Ecco «Waterstone» il primo padiglione a tagliare il traguardo

L'edificio sede di Intesa Sanpaolo avrà all'ingresso un dipinto di Boccioni e ospiterà 250 eventi culturali

La forma ricorda quella di tre enormi sassi levigati incorniciati da quattro cascate d'acqua. Benvenuti nel primo padiglione completamente ultimato di Expo 2015. «Waterstone», questo il nome dell'avveniristico edificio progettato dall'archistar Michele De Lucchi, è la sede del sito di Intesa Sanpaolo, e per tutta la durata dell'Esposizione Universale offrirà servizi al pubblico, farà da vetrina alle più interessanti realtà imprenditoriali del Belpaese, e ospiterà ben 250 eventi anche a carattere culturale. Il padiglione, di 1.000 metri quadri e costruito con materiali ecologici e riciclabili, rappresenta il fiore all'occhiello per l'istituto di credito che da anni è impegnato nel sostegno della cultura: dalla partnership con il Teatro alla Scala alla costituzione delle Gallerie d'Italia, sede di un'importante collezione di arte tra Ottocento e Novecento e di prestigiose mostre temporanee. Sarà proprio uno dei dipinti più rappresentativi della raccolta, «Officine a Porta Romana» di Umberto Boccioni, ad accogliere i visitatori nella hall di Waterstone; sullo sfondo, una grande videoinstallazione interattiva del sodalizio artistico Studio Azzurro sintetizzerà in modo poetico i cinque filoni tematici che faranno da fil rouge al palinsesto. «La parola d'ordine è sharing, che in inglese vuol dire condivisione», spiega con orgoglio il consigliere delelegato di Intesa Sanpaolo Carlo Messina. E allora il programma è articolato sui temi di Sharing Arts, Sharing the World, Sharing Creativities, Sharing Visions e Sharing Stories.

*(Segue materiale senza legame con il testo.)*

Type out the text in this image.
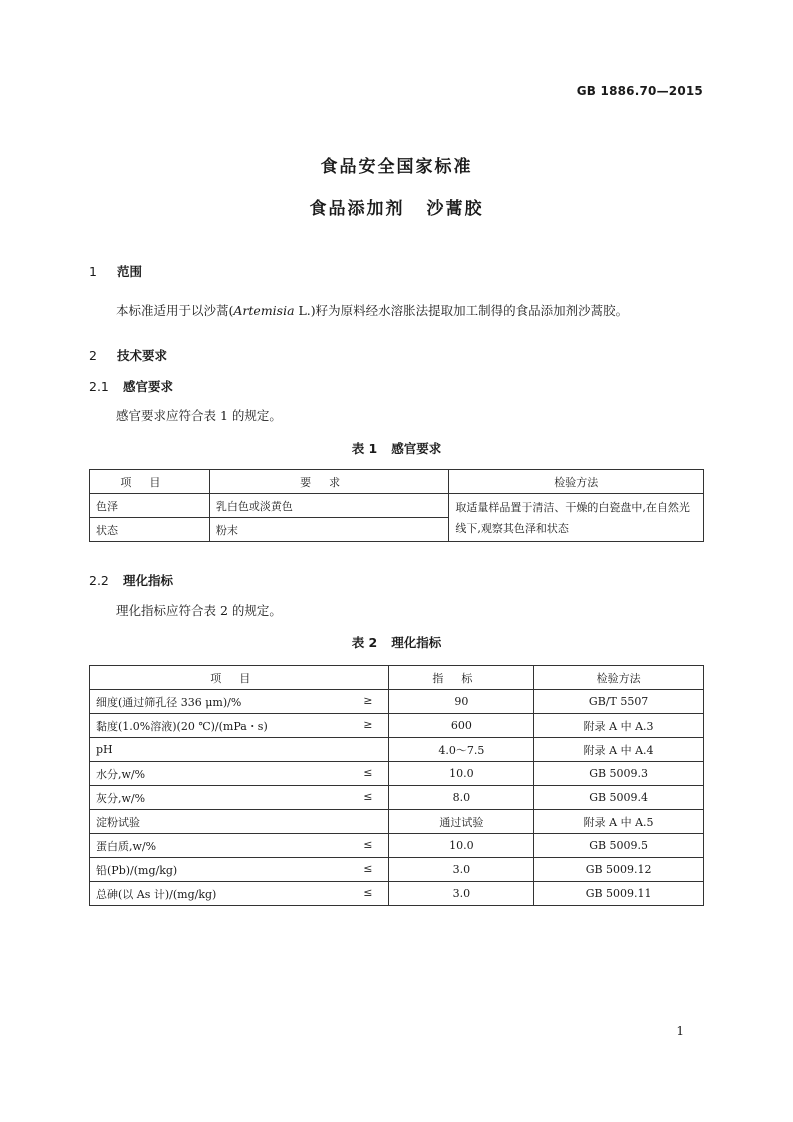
GB 1886.70—2015
食品安全国家标准
食品添加剂 沙蒿胶
1 范围
本标准适用于以沙蒿(Artemisia L.)籽为原料经水溶胀法提取加工制得的食品添加剂沙蒿胶。
2 技术要求
2.1 感官要求
感官要求应符合表 1 的规定。
表 1 感官要求
项目	要求	检验方法
色泽	乳白色或淡黄色	取适量样品置于清洁、干燥的白瓷盘中,在自然光线下,观察其色泽和状态
状态	粉末	
2.2 理化指标
理化指标应符合表 2 的规定。
表 2 理化指标
项目	指标	检验方法
细度(通过筛孔径 336 μm)/% ≥	90	GB/T 5507
黏度(1.0%溶液)(20 ℃)/(mPa・s) ≥	600	附录 A 中 A.3
pH	4.0～7.5	附录 A 中 A.4
水分,w/% ≤	10.0	GB 5009.3
灰分,w/% ≤	8.0	GB 5009.4
淀粉试验	通过试验	附录 A 中 A.5
蛋白质,w/% ≤	10.0	GB 5009.5
铅(Pb)/(mg/kg) ≤	3.0	GB 5009.12
总砷(以 As 计)/(mg/kg) ≤	3.0	GB 5009.11
1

«Sharing Arts» è la sezione dedicata alla valorizzazione del patrimonio culturale italiano: dal teatro d'autore, alla musica, dalle arti figurative all'opera, dalla danza al cinema. Partner della banca in quest'area tematica sono Teatro alla Scala di Milano, Teatro Regio di Torino, Teatro San Carlo di Napoli, Teatro Franco Parenti di Milano, Piccolo Teatro di Milano, FAI, Piano City, Torino Jazz Festival, Mito SettembreMusica, Torino Danza Festival, Torino Cinema Festival. In «Sharing the World» esperti saranno protagonisti con incontri e conferenze aperti al pubblico e saranno un'occasione per confrontarsi sui grandi temi della contemporaneità, dall'economia all'innovazione. «Sharing Creativities» prevede un calendario di appuntamenti didattici, laboratori teatrali e artistici per stimolare la creatività di grandi e più piccoli. Coinvolti il Piccolo Teatro di Milano, Museo del Risparmio, Teatro Ragazzi di Torino, Scienza in Rete. In «Sharing Visions» i visitatori avranno la possibilità di sperimentare soluzioni tecnologiche, modalità di accedere ai servizi bancari e di fruire delle sinergie tra spazio fisico e spazio digitale. Sarà attiva anche una postazione dedicata alla presentazione di «Created in Italia», la piattaforma e-commerce che sarà realizzata dalla banca per facilitare l'accesso delle imprese, soprattutto di piccole e medie dimensioni, ai nuovi mercati digitali. Con «Sharing Stories», 400 imprese, divise per filiere produttive, e start-up innovative, avranno la possibilità di presentarsi in due modalità: attraverso live conference e l'utilizzo di supporti multi-mediali nella Live Area; oppure in modo più riservato, nella Networking Area del padiglione. «Attraverso il nostro progetto - ha detto Messina - vogliamo dare una testimonianza tangibile dell'attenzione forte della Banca verso temi fondamentali per la crescita economica, civile e culturale di un Paese. L'Expo è un treno che l'Italia produttiva non può permettersi di perdere».